Uma voz clamando e sendo ouvida. Cenário que está sendo cassado, em nosso tempo, pouco a pouco.

Era uma das grandes promessas da democracia: a democracia prometia à humanidade que esta poderia fazer sua História, ou, pelo menos, tomar parte nela – e é justamente essa promessa que explode em fragmentos sob os golpes da corrupção, de um lado, e da globalização liberal, de outro, fantasmas que passeiam de mãos dadas pelos interesses financeiros siderais que congregam.

Filosofia da liberdade, por excelência, o liberalismo se comprometia a tornar os seres humanos cada vez mais responsáveis. Mas foi sua própria vitória – já que a globalização é essencialmente liberal – que pouco a pouco os tornou seres desprovidos de qualquer domínio real sobre o andamento da História, quadro de horrores que ainda mais se agravou com a desenfreada corrupção que assola o mundo ocidental.

Uma vez foi a “rebelião das massas” que se considerava ameaçando a ordem social e as tradições civilizadoras da cultura ocidental.

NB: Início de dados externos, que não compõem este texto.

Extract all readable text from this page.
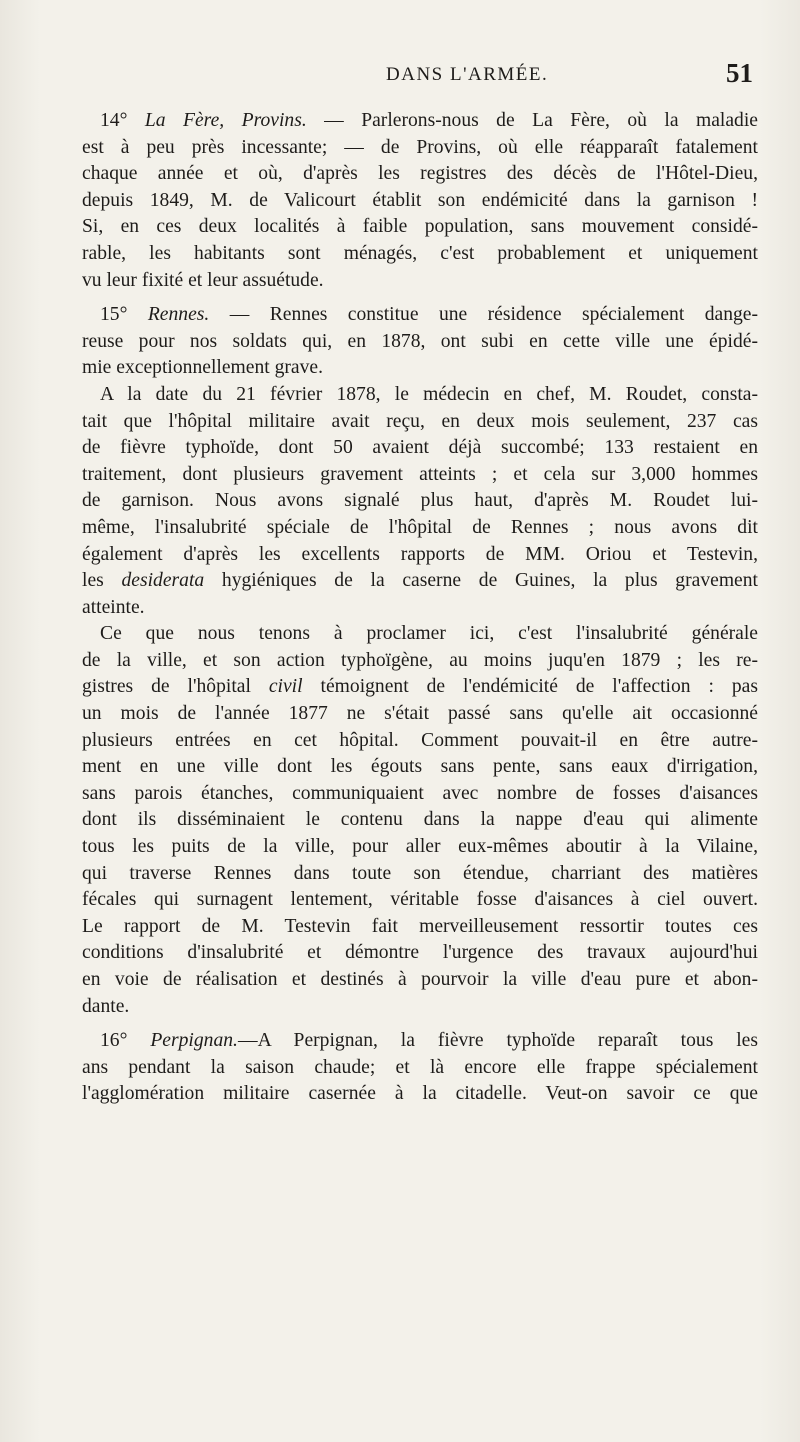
DANS L'ARMÉE.	51

14° La Fère, Provins. — Parlerons-nous de La Fère, où la maladie
est à peu près incessante; — de Provins, où elle réapparaît fatalement
chaque année et où, d'après les registres des décès de l'Hôtel-Dieu,
depuis 1849, M. de Valicourt établit son endémicité dans la garnison !
Si, en ces deux localités à faible population, sans mouvement considé-
rable, les habitants sont ménagés, c'est probablement et uniquement
vu leur fixité et leur assuétude.

15° Rennes. — Rennes constitue une résidence spécialement dange-
reuse pour nos soldats qui, en 1878, ont subi en cette ville une épidé-
mie exceptionnellement grave.
A la date du 21 février 1878, le médecin en chef, M. Roudet, consta-
tait que l'hôpital militaire avait reçu, en deux mois seulement, 237 cas
de fièvre typhoïde, dont 50 avaient déjà succombé; 133 restaient en
traitement, dont plusieurs gravement atteints ; et cela sur 3,000 hommes
de garnison. Nous avons signalé plus haut, d'après M. Roudet lui-
même, l'insalubrité spéciale de l'hôpital de Rennes ; nous avons dit
également d'après les excellents rapports de MM. Oriou et Testevin,
les desiderata hygiéniques de la caserne de Guines, la plus gravement
atteinte.
Ce que nous tenons à proclamer ici, c'est l'insalubrité générale
de la ville, et son action typhoïgène, au moins juqu'en 1879 ; les re-
gistres de l'hôpital civil témoignent de l'endémicité de l'affection : pas
un mois de l'année 1877 ne s'était passé sans qu'elle ait occasionné
plusieurs entrées en cet hôpital. Comment pouvait-il en être autre-
ment en une ville dont les égouts sans pente, sans eaux d'irrigation,
sans parois étanches, communiquaient avec nombre de fosses d'aisances
dont ils disséminaient le contenu dans la nappe d'eau qui alimente
tous les puits de la ville, pour aller eux-mêmes aboutir à la Vilaine,
qui traverse Rennes dans toute son étendue, charriant des matières
fécales qui surnagent lentement, véritable fosse d'aisances à ciel ouvert.
Le rapport de M. Testevin fait merveilleusement ressortir toutes ces
conditions d'insalubrité et démontre l'urgence des travaux aujourd'hui
en voie de réalisation et destinés à pourvoir la ville d'eau pure et abon-
dante.

16° Perpignan.—A Perpignan, la fièvre typhoïde reparaît tous les
ans pendant la saison chaude; et là encore elle frappe spécialement
l'agglomération militaire casernée à la citadelle. Veut-on savoir ce que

Atualmente, a principal ameaça vem daqueles que estão no topo da hierarquia, os maus políticos e os maus empresários. O patrimonialismo mostra sua face, constituída pelas relações espúrias entre Estado e mercado, Estado e interesses, empresários e dirigentes políticos do Estado. Esta marcante mudança nos acontecimentos confunde nossas expectativas quanto ao curso da História.

Arrogantes, dominadoras, as elites olham as massas com desprezo e apreensão. O mercado em que atuam tem hoje alcance internacional. Suas fortunas estão associadas a empreendimentos que operam muito além das fronteiras nacionais. Elas estão mais preocupadas com o funcionamento homogêneo do sistema como um todo do que com qualquer de suas partes. Sua lealdade é supranacional e não nacional ou regional. Elas têm mais afinidade com suas
similares lá fora do que com as massas que lutam para combater as desigualdades.

No universo do território nacional, as ligações das elites se verificam com os maus políticos, chegando a essa aberração normativa que prevê a tentativa de punição, por abuso de poder, a magistrados e integrantes do Ministério Público, fundada em critérios puramente subjetivos, heresia que nem os Atos do governo militar ousaram produzir, naqueles primeiros tempos sombrios, somente aportados no cenário brasileiro com a edição do Ato Institucional no 5, quando a ditadura mostrou concretamente sua face cruel.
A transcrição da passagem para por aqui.